2011/12: INFORMAZIONI PER CHI AVEVA 12 CFU E TUTTI GLI MP3 DELLE LEZIONI

martedì 12 agosto 2025

Cultura, Civiltà e doppio standard



Se ieri abbiamo provato a ripercorrere le radici storiche e politiche della crisi attuale in Medio Oriente, oggi voglio spostare lo sguardo su una lente interpretativa meno frequentata: la distinzione tedesca tra Kultur e Zivilisation — traducibile, con tutte le cautele del caso, come Cultura e Civiltà. Questa  opposizione, resa celebre da autori come Oswald Spengler e Thomas Mann, non è soltanto un esercizio erudito, ma può funzionare come una griglia analitica capace di far emergere le contraddizioni profonde del discorso occidentale sul conflitto israelo-palestinese.

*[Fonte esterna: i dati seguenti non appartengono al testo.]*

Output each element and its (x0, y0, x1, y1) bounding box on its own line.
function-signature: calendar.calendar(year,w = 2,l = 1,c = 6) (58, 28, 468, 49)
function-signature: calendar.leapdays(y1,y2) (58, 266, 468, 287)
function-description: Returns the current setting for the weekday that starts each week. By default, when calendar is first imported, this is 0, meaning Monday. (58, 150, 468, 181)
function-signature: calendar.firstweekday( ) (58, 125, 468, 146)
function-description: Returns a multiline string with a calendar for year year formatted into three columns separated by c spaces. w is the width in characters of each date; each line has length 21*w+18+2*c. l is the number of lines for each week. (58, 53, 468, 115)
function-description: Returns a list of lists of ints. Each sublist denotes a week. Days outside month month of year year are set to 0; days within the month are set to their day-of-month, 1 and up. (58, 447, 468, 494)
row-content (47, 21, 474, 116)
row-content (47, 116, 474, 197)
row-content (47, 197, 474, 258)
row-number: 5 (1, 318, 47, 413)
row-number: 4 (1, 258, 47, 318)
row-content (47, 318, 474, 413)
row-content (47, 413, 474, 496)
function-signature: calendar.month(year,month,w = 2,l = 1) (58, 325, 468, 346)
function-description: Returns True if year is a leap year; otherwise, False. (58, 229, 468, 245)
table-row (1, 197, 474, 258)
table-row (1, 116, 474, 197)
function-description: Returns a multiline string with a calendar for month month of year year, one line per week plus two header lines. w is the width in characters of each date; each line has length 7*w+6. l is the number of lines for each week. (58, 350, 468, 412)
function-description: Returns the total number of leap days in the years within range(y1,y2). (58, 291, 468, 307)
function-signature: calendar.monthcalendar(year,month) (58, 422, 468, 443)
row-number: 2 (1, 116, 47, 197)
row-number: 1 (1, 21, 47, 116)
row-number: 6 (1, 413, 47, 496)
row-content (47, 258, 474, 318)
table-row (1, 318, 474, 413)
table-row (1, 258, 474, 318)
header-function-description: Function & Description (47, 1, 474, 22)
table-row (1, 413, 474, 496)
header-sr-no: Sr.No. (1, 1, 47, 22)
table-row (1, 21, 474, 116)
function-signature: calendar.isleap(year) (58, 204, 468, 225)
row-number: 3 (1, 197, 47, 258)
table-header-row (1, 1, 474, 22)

In questo schema, Kultur è il radicamento organico di un popolo nella propria forma di vita, la coerenza interiore di un’identità che si difende; Zivilisation è la forma alta e impersonale dell’universale, la razionalità tecnica, la regolazione astratta delle differenze.

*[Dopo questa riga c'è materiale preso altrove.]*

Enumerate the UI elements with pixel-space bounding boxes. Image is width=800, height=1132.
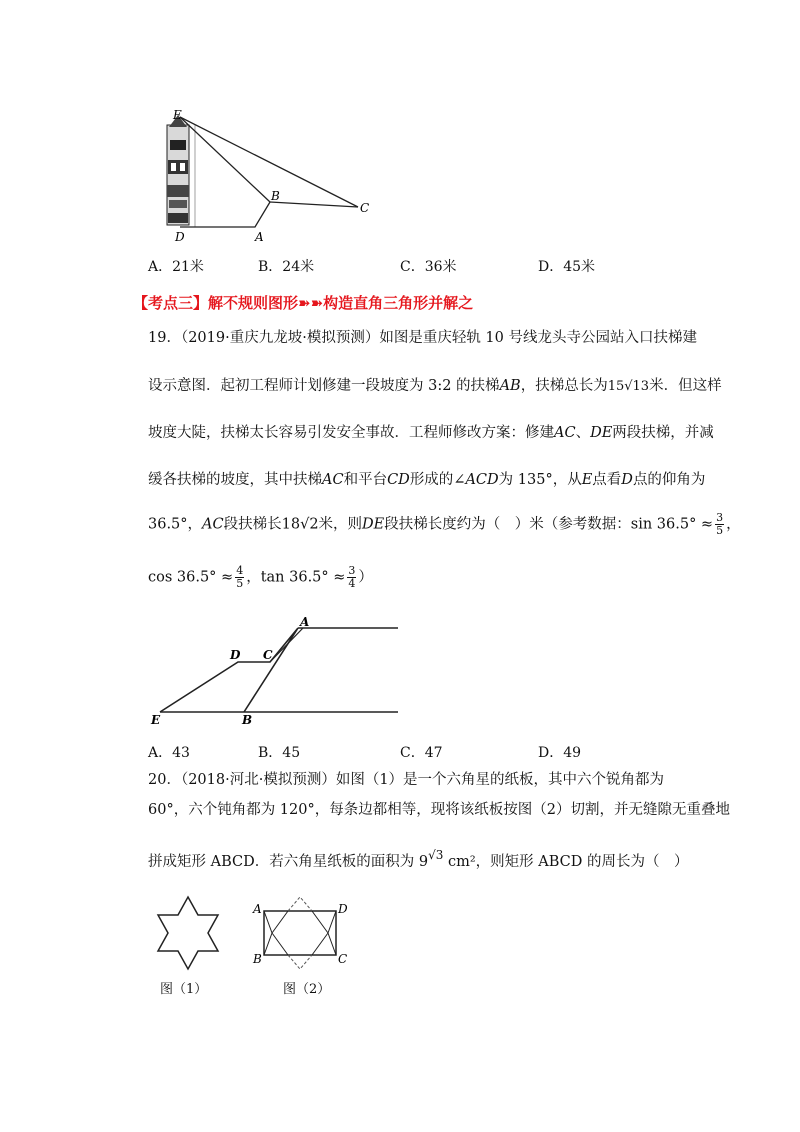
q19-figure [148,612,408,727]
q18-label-c: C [360,201,370,215]
q18-label-e: E [173,108,182,122]
q19-line-2: 设示意图．起初工程师计划修建一段坡度为 3:2 的扶梯AB，扶梯总长为15√13米．但这样 [148,378,722,394]
q20-figure-1 [148,895,228,975]
q20-figure-2 [250,895,350,975]
q19-label-c: C [263,648,273,662]
fig2-label-c: C [338,952,348,966]
q20-line-2: 60°，六个钝角都为 120°，每条边都相等，现将该纸板按图（2）切割，并无缝隙无重叠地 [148,802,730,818]
sin-fraction: $\frac{3}{5}$ [716,511,724,537]
q19-ac-length: 18√2 [281,516,319,533]
q19-line-5: 36.5°，AC段扶梯长18√2米，则DE段扶梯长度约为（ ）米（参考数据：sin 36.5° ≈ $\frac{3}{5}$ ， [148,511,741,537]
q19-line-6: cos 36.5° ≈ $\frac{4}{5}$ ，tan 36.5° ≈ $\frac{3}{4}$ ） [148,564,373,590]
q19-label-a: A [300,615,310,629]
q18-choice-b[interactable]: B．24米 [258,259,315,275]
q20-line-1: 20．（2018·河北·模拟预测）如图（1）是一个六角星的纸板，其中六个锐角都为 [148,772,665,788]
fig2-label-d: D [338,902,348,916]
fig2-caption: 图（2） [283,982,331,997]
tan-fraction: $\frac{3}{4}$ [348,564,356,590]
q19-line-4: 缓各扶梯的坡度，其中扶梯AC和平台CD形成的∠ACD为 135°，从E点看D点的仰角为 [148,472,706,488]
q18-choice-d[interactable]: D．45米 [538,259,596,275]
q19-ab: AB [499,378,521,394]
q18-figure [155,105,385,245]
q19-label-e: E [151,713,161,727]
q20-root3: √3 [428,848,444,862]
cos-fraction: $\frac{4}{5}$ [236,564,244,590]
q18-label-d: D [175,230,185,244]
section-title: 【考点三】解不规则图形➽➽构造直角三角形并解之 [133,294,474,312]
q18-choice-a[interactable]: A．21米 [148,259,204,275]
q19-line-1: 19．（2019·重庆九龙坡·模拟预测）如图是重庆轻轨 10 号线龙头寺公园站入口扶梯建 [148,330,697,346]
q19-total-length: 15√13 [607,379,650,394]
q19-choice-d[interactable]: D．49 [538,745,582,761]
q18-label-b: B [271,189,280,203]
q18-label-a: A [255,230,264,244]
hexagram-shape [158,897,218,969]
q19-label-b: B [242,713,253,727]
q20-line-3: 拼成矩形 ABCD．若六角星纸板的面积为 $9^{√3}$ cm²，则矩形 ABCD 的周长为（ ） [148,848,689,870]
fig1-caption: 图（1） [160,982,208,997]
q18-choice-c[interactable]: C．36米 [400,259,457,275]
fig2-label-a: A [253,902,262,916]
tower-illustration [167,115,189,225]
q19-choice-c[interactable]: C．47 [400,745,443,761]
q19-label-d: D [230,648,241,662]
q19-choice-a[interactable]: A．43 [148,745,190,761]
q19-choice-b[interactable]: B．45 [258,745,301,761]
fig2-label-b: B [253,952,262,966]
q19-line-3: 坡度大陡，扶梯太长容易引发安全事故．工程师修改方案：修建AC、DE两段扶梯，并减 [148,425,714,441]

Per una certa parte del sostegno occidentale alla causa palestinese, la Kultur palestinese è un bene in sé. È radice, autenticità, resistenza organica a un ordine globale alieno: islamica, anticoloniale, orgogliosamente altra rispetto all’universalismo occidentale. Dall’altra parte, Israele è visto come Zivilisation pura: tecnocrazia oppressiva, astrazione universale che schiaccia le differenze.

Il problema comincia quando la Kultur ebraica, religiosa o comunitaria, si manifesta. Allora, di colpo, non è più “autenticità” ma “regresso”. Non è più “identità resistente” ma “integralismo”. Qui scatta il doppio standard: la Kultur palestinese è celebrata; la Kultur ebraica è respinta.

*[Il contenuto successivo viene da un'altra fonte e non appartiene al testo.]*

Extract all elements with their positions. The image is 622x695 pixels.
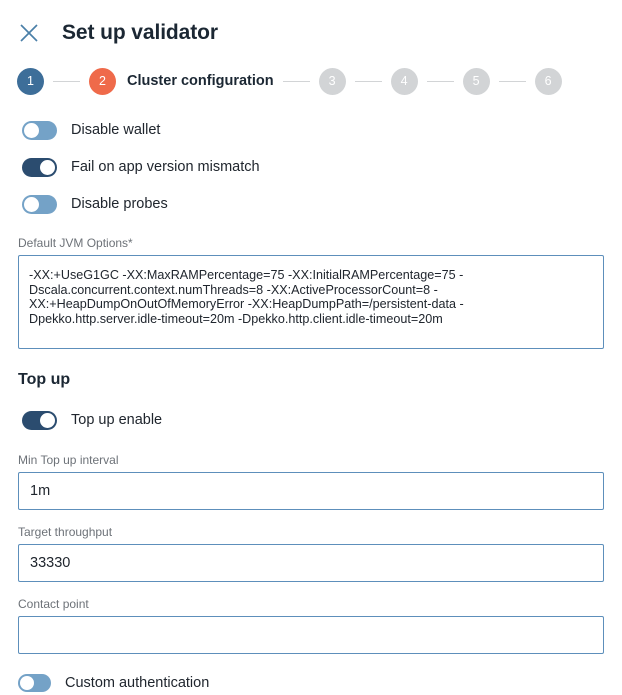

E la Zivilisation? Qui non c’è doppio standard: per la Civiltà, Israele è condannato in partenza. Viene percepito come l’incarnazione della forma più “astratta” e “violenta” di Civiltà: quella occidentale, bianca, capitalista, tecnologica. In questa visione, non c’è distinzione tra Tel Aviv e Wall Street, tra un laboratorio israeliano e la City di Londra: è tutto lo stesso “Occidente” da respingere. Tanto che persino i movimenti LGBTQI, che nulla conoscono della Kultur palestinese, si allineano con essa non per affinità culturale, ma per ostilità verso la Civiltà occidentale, accusata di non saper neppure rappresentare la condizione trans o queer se non nei termini del suo stesso “astrattismo” tecnologico.

Questo doppio standard sulla Kultur, e la condanna monolitica della Zivilisation, non sono solo vizi del giudizio politico: strutturano il modo stesso in cui si parla della questione. Entrano nelle immagini, nei titoli, nelle metafore. Producono un immaginario dove Kultur è libertà solo se appartiene a chi ci piace, e Civiltà è oppressione sempre, se a esercitarla sono i nostri nemici ideologici.

In fondo, se fosse una partita a Risiko, la mappa sarebbe già chiara: i Palestinesi, popolo di Kultur, resterebbero a difendere l’ultimo lembo di identità con fionde e metafore; gli Ebrei, popolo di Civiltà, dovrebbero presentarsi con cravatta e brevetto depositato, chiedendo scusa prima di tutto per essere così maledettamente occidentali e poi, una seconda volta, scusa se ancora pretendono di avere una storia. Poi, certo, la partita vera si gioca altrove, ma fa comodo a molti che resti una di quelle sfide dove uno vince solo se l’altro si dimentica di esistere.